Een nieuw begin in Utrecht
Utrecht heeft een wachtlijst en zo begint zijn leven in Utrecht weer met negen maanden dakloosheid tot hij weer bij het Leger des Heils terechtkan. Hij krijgt een uitkering op zak- en kleedgeldniveau van ongeveer € 360,- per maand en maakt nieuwe betaalafspraken met het krediet in Amsterdam en de zorgverzekering. ‘Ik hield maar 17 euro per maand over voor mezelf, maar ik was er trots op dat ik mijn schulden aan het afbetalen was.’ Dan volgt er plots bankbeslag en komt Marijn er echt niet meer uit.

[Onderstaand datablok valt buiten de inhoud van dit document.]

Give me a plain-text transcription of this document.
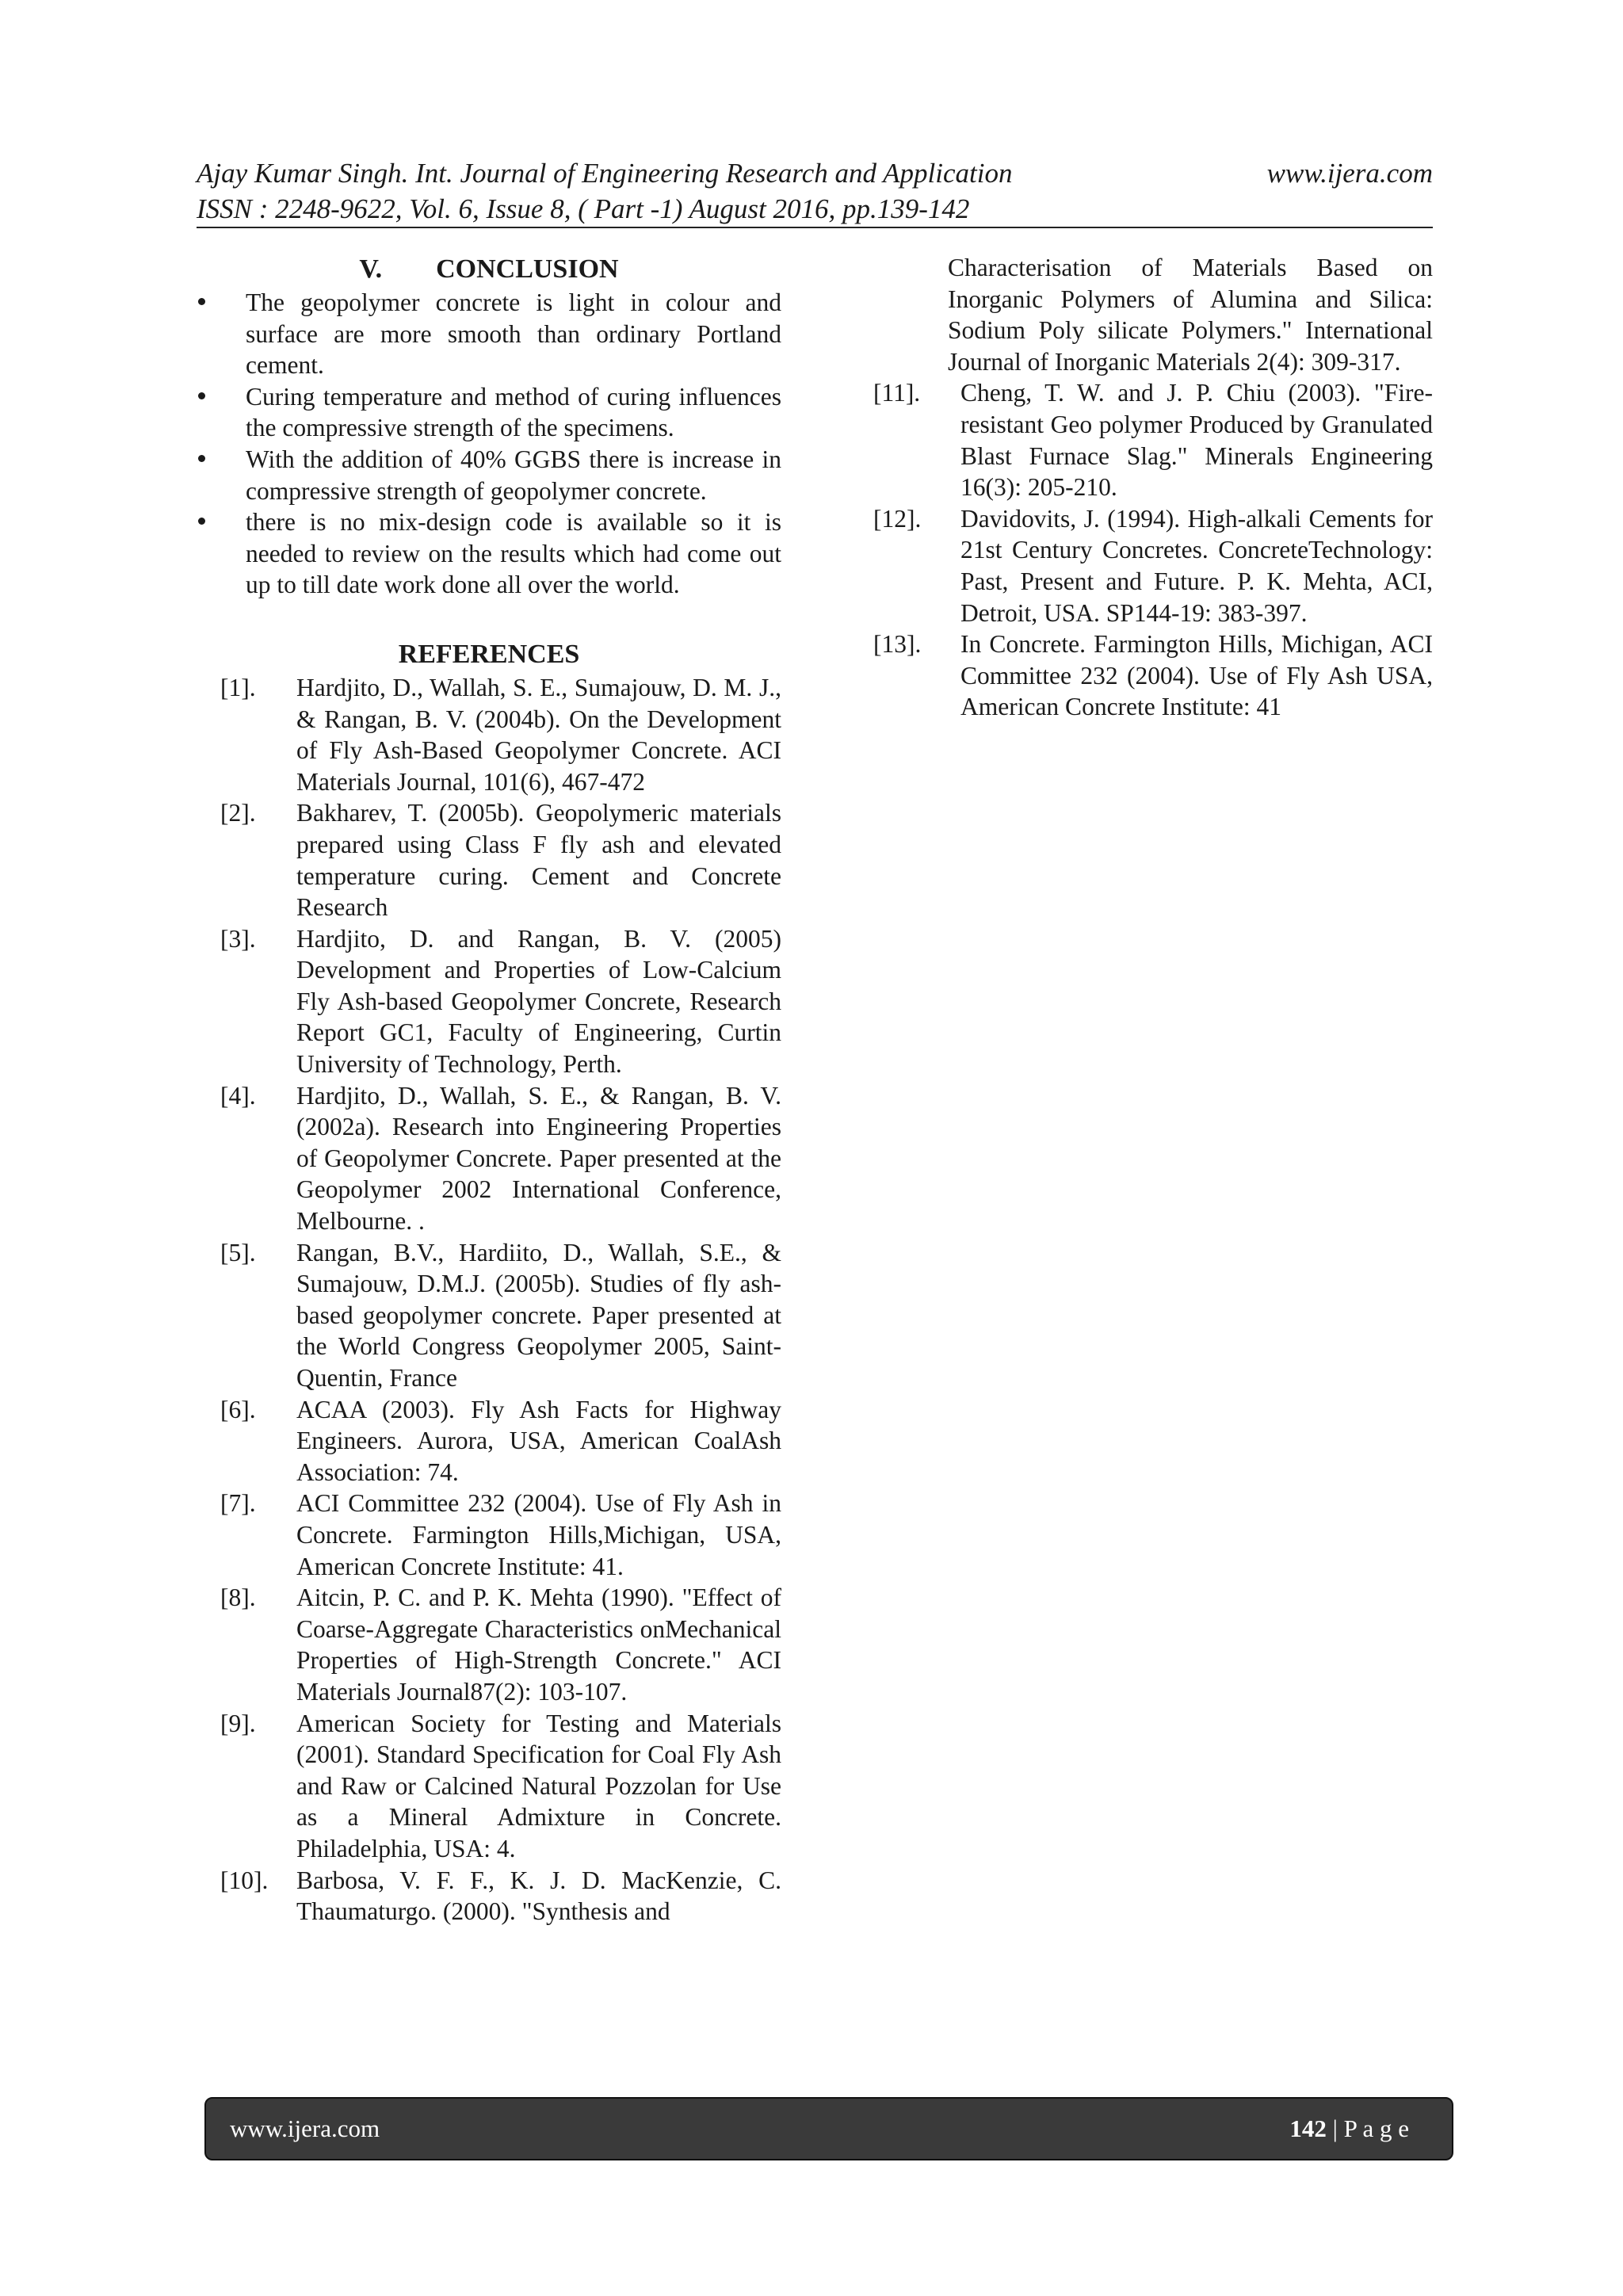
Ajay Kumar Singh. Int. Journal of Engineering Research and Application	www.ijera.com
ISSN : 2248-9622, Vol. 6, Issue 8, ( Part -1) August 2016, pp.139-142
V.  CONCLUSION
The geopolymer concrete is light in colour and surface are more smooth than ordinary Portland cement.
Curing temperature and method of curing influences the compressive strength of the specimens.
With the addition of 40% GGBS there is increase in compressive strength of geopolymer concrete.
there is no mix-design code is available so it is needed to review on the results which had come out up to till date work done all over the world.
REFERENCES
[1].	Hardjito, D., Wallah, S. E., Sumajouw, D. M. J., & Rangan, B. V. (2004b). On the Development of Fly Ash-Based Geopolymer Concrete. ACI Materials Journal, 101(6), 467-472
[2].	Bakharev, T. (2005b). Geopolymeric materials prepared using Class F fly ash and elevated temperature curing. Cement and Concrete Research
[3].	Hardjito, D. and Rangan, B. V. (2005) Development and Properties of Low-Calcium Fly Ash-based Geopolymer Concrete, Research Report GC1, Faculty of Engineering, Curtin University of Technology, Perth.
[4].	Hardjito, D., Wallah, S. E., & Rangan, B. V. (2002a). Research into Engineering Properties of Geopolymer Concrete. Paper presented at the Geopolymer 2002 International Conference, Melbourne. .
[5].	Rangan, B.V., Hardiito, D., Wallah, S.E., & Sumajouw, D.M.J. (2005b). Studies of fly ash-based geopolymer concrete. Paper presented at the World Congress Geopolymer 2005, Saint-Quentin, France
[6].	ACAA (2003). Fly Ash Facts for Highway Engineers. Aurora, USA, American CoalAsh Association: 74.
[7].	ACI Committee 232 (2004). Use of Fly Ash in Concrete. Farmington Hills,Michigan, USA, American Concrete Institute: 41.
[8].	Aitcin, P. C. and P. K. Mehta (1990). "Effect of Coarse-Aggregate Characteristics onMechanical Properties of High-Strength Concrete." ACI Materials Journal87(2): 103-107.
[9].	American Society for Testing and Materials (2001). Standard Specification for Coal Fly Ash and Raw or Calcined Natural Pozzolan for Use as a Mineral Admixture in Concrete. Philadelphia, USA: 4.
[10].	Barbosa, V. F. F., K. J. D. MacKenzie, C. Thaumaturgo. (2000). "Synthesis and
Characterisation of Materials Based on Inorganic Polymers of Alumina and Silica: Sodium Poly silicate Polymers." International Journal of Inorganic Materials 2(4): 309-317.
[11].	Cheng, T. W. and J. P. Chiu (2003). "Fire-resistant Geo polymer Produced by Granulated Blast Furnace Slag." Minerals Engineering 16(3): 205-210.
[12].	Davidovits, J. (1994). High-alkali Cements for 21st Century Concretes. ConcreteTechnology: Past, Present and Future. P. K. Mehta, ACI, Detroit, USA. SP144-19: 383-397.
[13].	In Concrete. Farmington Hills, Michigan, ACI Committee 232 (2004). Use of Fly Ash USA, American Concrete Institute: 41
www.ijera.com	142 | P a g e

Hij wordt doorverwezen naar een bewindvoerder, die hem de financiële stress uit handen neemt. ‘Dat voelde echt als een cadeau.’

Toekomst
Het is nu vier jaar geleden sinds Marijns terugkeer naar Nederland. Hij heeft nog altijd geen eigen woning, geen echte eigen plek. Hij heeft aan het leven op straat verschillende psychische klachten overgehouden en staat nog aan het begin van het verwerkingsproces. Het doet hem goed zijn verhaal te kunnen vertellen, maar de weg naar herstel is nog lang en hij ziet de toekomst somber in: ‘Ik wacht op een wonder.’